Monday, January 12, 2009

Reform Is Coming

Two particularly interesting and important things happened at the end of last week. One, as reported by the New York Times (“Daschle Lays Out a Plan to Overhaul Healthcare”), was presumptive Health Czar Tom Daschle’s visit to friendly confines of the US Senate to chitchat about reform. The article reports he appeared fluent on the topic, didn’t need to resort to notes and enjoyed a very favorable reception from his former colleagues. Granted, it seems he wasn’t thrown too many hardballs, but his message was quite clear: “as we face a harsh and deep recession, the problem of the uninsured is likely to grow.” Acknowledging criticisms of the failed 1994 attempt to address the systems shortcomings, Mr. Daschle asserted, “The[y] are good arguments for undertaking reform in a way that is aggressive, open and responsive to Americans’ concerns,” he said. “They are not good arguments for ignoring the problem.”

While many, like Jeff Goldsmith, had suggested a go-slow approach on health reform, it appears clear something more aggressive will happen. The Administration will join the growing chorus of proposals gathering for consideration and vote.

Which leads to the other item that appeared on Friday. The Commonwealth Fund Commission on a High Performance Health System issues their analysis (part I of II) of Leading Congressional Health Care Bills. It’s an interesting tome and a surprisingly fast read. Admittedly, I have spent the most time on the section dealing with mixed private-public insurance with a shared responsibility for financing advanced through proposals by President-elect, Senator Max Baucus and the “Building Blocks” plan offered by the Commonwealth Fund itself. Ego being what it is, I assume the bill that finally goes to the floors of Congress for debate, vote and conferencing will resemble the President’s view of the universe. He is the “Noun” to the verb “Change.” He gets to claim victory and credit (and, if necessary, blame).

The details of the proposal are fairly clear and widely available. Two items jumped out at me though which are worth mention.

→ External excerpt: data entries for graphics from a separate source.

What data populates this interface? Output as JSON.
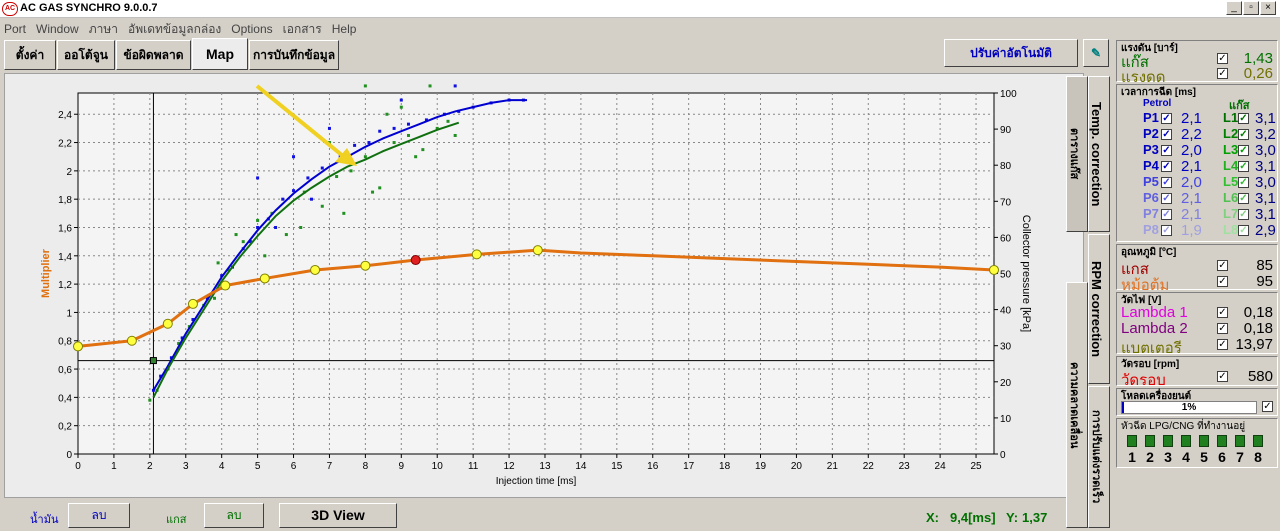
{
  "window": {
    "title": "AC GAS SYNCHRO  9.0.0.7",
    "min": "_",
    "max": "▫",
    "close": "×",
    "logo": "AC"
  },
  "menu": [
    "Port",
    "Window",
    "ภาษา",
    "อัพเดทข้อมูลกล่อง",
    "Options",
    "เอกสาร",
    "Help"
  ],
  "tabs": [
    "ตั้งค่า",
    "ออโต้จูน",
    "ข้อผิดพลาด",
    "Map",
    "การบันทึกข้อมูล"
  ],
  "auto_button": "ปรับค่าอัตโนมัติ",
  "side_tabs": [
    "Temp. correction",
    "ตารางแก๊ส",
    "RPM correction",
    "ความคลาดเคลื่อน",
    "การปรับแต่งรวดเร็ว"
  ],
  "bottom": {
    "petrol_label": "น้ำมัน",
    "petrol_btn": "ลบ",
    "gas_label": "แกส",
    "gas_btn": "ลบ",
    "view_btn": "3D View",
    "x_label": "X:",
    "x_value": "9,4[ms]",
    "y_label": "Y:",
    "y_value": "1,37"
  },
  "pressure": {
    "title": "แรงดัน [บาร์]",
    "rows": [
      {
        "label": "แก๊ส",
        "value": "1,43",
        "color": "#007000"
      },
      {
        "label": "แรงดด",
        "value": "0,26",
        "color": "#707000"
      }
    ]
  },
  "injection": {
    "title": "เวลาการฉีด [ms]",
    "petrol_head": "Petrol",
    "gas_head": "แก๊ส",
    "rows": [
      {
        "p": "P1",
        "pv": "2,1",
        "l": "L1",
        "lv": "3,1"
      },
      {
        "p": "P2",
        "pv": "2,2",
        "l": "L2",
        "lv": "3,2"
      },
      {
        "p": "P3",
        "pv": "2,0",
        "l": "L3",
        "lv": "3,0"
      },
      {
        "p": "P4",
        "pv": "2,1",
        "l": "L4",
        "lv": "3,1"
      },
      {
        "p": "P5",
        "pv": "2,0",
        "l": "L5",
        "lv": "3,0"
      },
      {
        "p": "P6",
        "pv": "2,1",
        "l": "L6",
        "lv": "3,1"
      },
      {
        "p": "P7",
        "pv": "2,1",
        "l": "L7",
        "lv": "3,1"
      },
      {
        "p": "P8",
        "pv": "1,9",
        "l": "L8",
        "lv": "2,9"
      }
    ]
  },
  "temperature": {
    "title": "อุณหภูมิ [ºC]",
    "rows": [
      {
        "label": "แกส",
        "value": "85",
        "color": "#a00000"
      },
      {
        "label": "หม้อต้ม",
        "value": "95",
        "color": "#e07020"
      }
    ]
  },
  "voltage": {
    "title": "วัดไฟ [V]",
    "rows": [
      {
        "label": "Lambda 1",
        "value": "0,18",
        "color": "#e000e0"
      },
      {
        "label": "Lambda 2",
        "value": "0,18",
        "color": "#800080"
      },
      {
        "label": "แบตเตอรี",
        "value": "13,97",
        "color": "#707000"
      }
    ]
  },
  "rpm": {
    "title": "วัดรอบ [rpm]",
    "label": "วัดรอบ",
    "value": "580",
    "color": "#e00000"
  },
  "load": {
    "title": "โหลดเครื่องยนต์",
    "value": "1%"
  },
  "active_injectors": {
    "title": "หัวฉีด LPG/CNG ที่ทำงานอยู่",
    "numbers": [
      "1",
      "2",
      "3",
      "4",
      "5",
      "6",
      "7",
      "8"
    ]
  },
  "chart_data": {
    "type": "scatter",
    "xlabel": "Injection time [ms]",
    "ylabel": "Multiplier",
    "y2label": "Collector pressure [kPa]",
    "xlim": [
      0,
      25.5
    ],
    "ylim": [
      0,
      2.55
    ],
    "y2lim": [
      0,
      100
    ],
    "xticks": [
      "0",
      "1",
      "2",
      "3",
      "4",
      "5",
      "6",
      "7",
      "8",
      "9",
      "10",
      "11",
      "12",
      "13",
      "14",
      "15",
      "16",
      "17",
      "18",
      "19",
      "20",
      "21",
      "22",
      "23",
      "24",
      "25"
    ],
    "yticks": [
      "0",
      "0,2",
      "0,4",
      "0,6",
      "0,8",
      "1",
      "1,2",
      "1,4",
      "1,6",
      "1,8",
      "2",
      "2,2",
      "2,4"
    ],
    "y2ticks": [
      "0",
      "10",
      "20",
      "30",
      "40",
      "50",
      "60",
      "70",
      "80",
      "90",
      "100"
    ],
    "grid": true,
    "multiplier_curve": [
      [
        0,
        0.76
      ],
      [
        1.5,
        0.8
      ],
      [
        2.5,
        0.92
      ],
      [
        3.2,
        1.06
      ],
      [
        4.1,
        1.19
      ],
      [
        5.2,
        1.24
      ],
      [
        6.6,
        1.3
      ],
      [
        8,
        1.33
      ],
      [
        9.4,
        1.37
      ],
      [
        11.1,
        1.41
      ],
      [
        12.8,
        1.44
      ],
      [
        14,
        1.42
      ],
      [
        16,
        1.4
      ],
      [
        18,
        1.38
      ],
      [
        20,
        1.36
      ],
      [
        22,
        1.34
      ],
      [
        24,
        1.32
      ],
      [
        25.5,
        1.3
      ]
    ],
    "multiplier_points": [
      [
        0,
        0.76
      ],
      [
        1.5,
        0.8
      ],
      [
        2.5,
        0.92
      ],
      [
        3.2,
        1.06
      ],
      [
        4.1,
        1.19
      ],
      [
        5.2,
        1.24
      ],
      [
        6.6,
        1.3
      ],
      [
        8,
        1.33
      ],
      [
        11.1,
        1.41
      ],
      [
        12.8,
        1.44
      ],
      [
        25.5,
        1.3
      ]
    ],
    "selected_point": [
      9.4,
      1.37
    ],
    "cursor": {
      "x": 2.1,
      "y": 0.66
    },
    "petrol_curve": [
      [
        2.1,
        0.45
      ],
      [
        2.5,
        0.62
      ],
      [
        3,
        0.85
      ],
      [
        3.5,
        1.05
      ],
      [
        4,
        1.25
      ],
      [
        4.5,
        1.42
      ],
      [
        5,
        1.58
      ],
      [
        5.5,
        1.72
      ],
      [
        6,
        1.84
      ],
      [
        6.5,
        1.94
      ],
      [
        7,
        2.03
      ],
      [
        7.5,
        2.1
      ],
      [
        8,
        2.17
      ],
      [
        8.5,
        2.23
      ],
      [
        9,
        2.28
      ],
      [
        9.5,
        2.33
      ],
      [
        10,
        2.38
      ],
      [
        10.5,
        2.42
      ],
      [
        11,
        2.45
      ],
      [
        11.5,
        2.48
      ],
      [
        12,
        2.5
      ],
      [
        12.5,
        2.5
      ]
    ],
    "gas_curve": [
      [
        2.1,
        0.4
      ],
      [
        2.5,
        0.6
      ],
      [
        3,
        0.82
      ],
      [
        3.5,
        1.02
      ],
      [
        4,
        1.22
      ],
      [
        4.5,
        1.39
      ],
      [
        5,
        1.54
      ],
      [
        5.5,
        1.68
      ],
      [
        6,
        1.79
      ],
      [
        6.5,
        1.88
      ],
      [
        7,
        1.96
      ],
      [
        7.5,
        2.03
      ],
      [
        8,
        2.08
      ],
      [
        8.5,
        2.14
      ],
      [
        9,
        2.19
      ],
      [
        9.5,
        2.24
      ],
      [
        10,
        2.29
      ],
      [
        10.6,
        2.34
      ]
    ],
    "petrol_points": [
      [
        2.1,
        0.45
      ],
      [
        2.3,
        0.55
      ],
      [
        2.6,
        0.68
      ],
      [
        2.9,
        0.82
      ],
      [
        3.2,
        0.95
      ],
      [
        3.6,
        1.1
      ],
      [
        4,
        1.26
      ],
      [
        4.3,
        1.32
      ],
      [
        4.6,
        1.45
      ],
      [
        5,
        1.6
      ],
      [
        5.3,
        1.66
      ],
      [
        5.7,
        1.8
      ],
      [
        6,
        1.86
      ],
      [
        6.4,
        1.95
      ],
      [
        6.8,
        2.02
      ],
      [
        7.3,
        2.1
      ],
      [
        7.7,
        2.18
      ],
      [
        8.1,
        2.2
      ],
      [
        8.4,
        2.28
      ],
      [
        8.8,
        2.3
      ],
      [
        9.2,
        2.33
      ],
      [
        9.7,
        2.36
      ],
      [
        10.2,
        2.4
      ],
      [
        10.6,
        2.42
      ],
      [
        11,
        2.45
      ],
      [
        11.5,
        2.48
      ],
      [
        12,
        2.5
      ],
      [
        12.4,
        2.5
      ],
      [
        10.5,
        2.6
      ],
      [
        9,
        2.5
      ],
      [
        7,
        2.3
      ],
      [
        6,
        2.1
      ],
      [
        5,
        1.95
      ],
      [
        5.5,
        1.6
      ],
      [
        4.8,
        1.5
      ],
      [
        6.5,
        1.8
      ]
    ],
    "gas_points": [
      [
        2,
        0.38
      ],
      [
        2.2,
        0.45
      ],
      [
        2.5,
        0.6
      ],
      [
        2.8,
        0.78
      ],
      [
        3.1,
        0.9
      ],
      [
        3.5,
        1.05
      ],
      [
        3.8,
        1.1
      ],
      [
        4.2,
        1.3
      ],
      [
        4.6,
        1.5
      ],
      [
        5,
        1.65
      ],
      [
        5.4,
        1.7
      ],
      [
        5.8,
        1.55
      ],
      [
        6.3,
        1.85
      ],
      [
        6.8,
        1.75
      ],
      [
        7.2,
        1.96
      ],
      [
        7.6,
        2.0
      ],
      [
        8,
        2.1
      ],
      [
        8.4,
        1.88
      ],
      [
        8.8,
        2.2
      ],
      [
        9.2,
        2.25
      ],
      [
        9.6,
        2.15
      ],
      [
        10,
        2.3
      ],
      [
        10.3,
        2.35
      ],
      [
        8,
        2.6
      ],
      [
        8.6,
        2.4
      ],
      [
        9,
        2.45
      ],
      [
        9.8,
        2.6
      ],
      [
        7,
        2.2
      ],
      [
        6.2,
        1.6
      ],
      [
        5.2,
        1.4
      ],
      [
        4.4,
        1.55
      ],
      [
        3.9,
        1.35
      ],
      [
        7.4,
        1.7
      ],
      [
        8.2,
        1.85
      ],
      [
        9.4,
        2.1
      ],
      [
        10.5,
        2.25
      ]
    ]
  }
}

First, Figure 3 of the report compares US Population by Primary Source of Insurance under Current Law and Proposals, 2010. Under the Obama-Baucus-Building Blocks (OBBB) model, the Employer Sponsored insurance market is projected to change very little. – covering 49% of all Americans, down from 53% currently. I personally found that small shift surprising. in the election, the Doom-And-Gloomers often said that if the Goverment was providing and "out" employers would take it. Guess not.

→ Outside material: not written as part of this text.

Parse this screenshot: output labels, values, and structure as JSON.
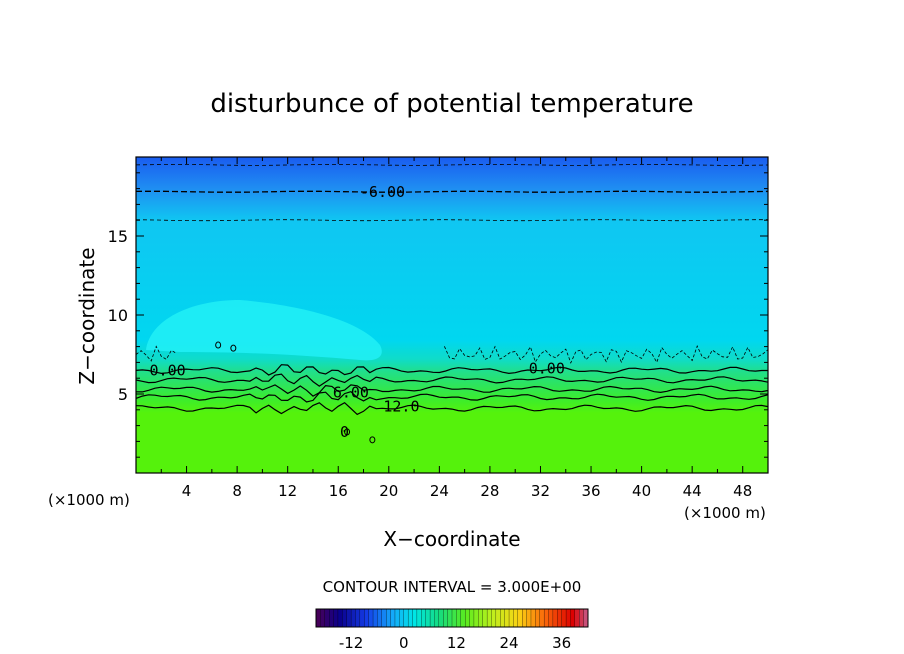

The Connector – the new mechanism that will be the market-maker for insuring the currently uninsured and which is also expected to pick up some people currently covered by Medicaid – will become the third largest “insurer” at an estimate 19% of the population, behind Medicaid/SCHIP (45%) and just ahead of Medicare (10%).

It is expected, in this model, that providers would receive Medicare rates for people insured under the Connector, so Medicare’s fee schedule would cover 29% of the population. An intriguing question. Can hospital operators profitably serve a third of their patient population at Medicare rates? Maybe more intriguing is the financing aspect of the OBBB plan that places a 4 percent assessment on hospital gross revenues and 2 percent on physician revenues to partially fund the expansion of access. Gross revenues, not net. This is an interesting kettle of fish; a tax dressed up in sheep’s clothing. It could certainly impact hospital pricing strategies. I foresee an abundance of multivariate analyses calculating how much prices could increase and still deliver bottom line benefit in excess of new taxes.

Beyond the fun questions of profitable business management and pricing strategies, the bigger question that bubbled up was the issue of tax-exempt status. Once you’ve started to tax, it’s hard to stop.

So if the total uninsured burden on the US economy drops to 1% of the population (4 million people) and the care for 78% of all citizens is paid at Medicare rates or better, what becomes of hospitals’ charitable missions? Losses on serving Medicaid, providing medical education, and under/unfunded research burdens can’t justify millions of dollars of foregone state and local tax receipts. Even if they were to receive credit for the assessments that help fund the Connector program, it seems hospitals will be exposed to a significant, non-defensible assault.

I won’t argue that this is a bad thing. I can imagine a provider revenue boom (not to mention savings in collections, something hosptials particularly stink at). As a marketer, in a land of taxable hospitals, I see incredible marketing opportunities – grow sales at all costs to spread fixed costs across more cases and drive marginal revenue. Relieved of the burden of the uninsured/no-pay patients, does a new “Wild West” of health care competition emerge? Puzzling questions I don’t have full ideas on yet.

But if I were a gambling man, I’d continue to put chips down on “Change.”

Changes aren’t permanent, but change is.”


  1. In 2006, the U.S hospital margin for Medicare patients was -9.4%, for Medicaid patients -14.7%, for self-pay (other) patients -25.1%, and for commercial patients 23.1% . The average overall hospital margin was 3.8%. Clearly, commercial payers are subsidizing the government's obligations. It would be interesting to see what would happen to commercial rates when Medicaid patients and self-pay patients are covered at the higher (albeit low) Medicare payment rates.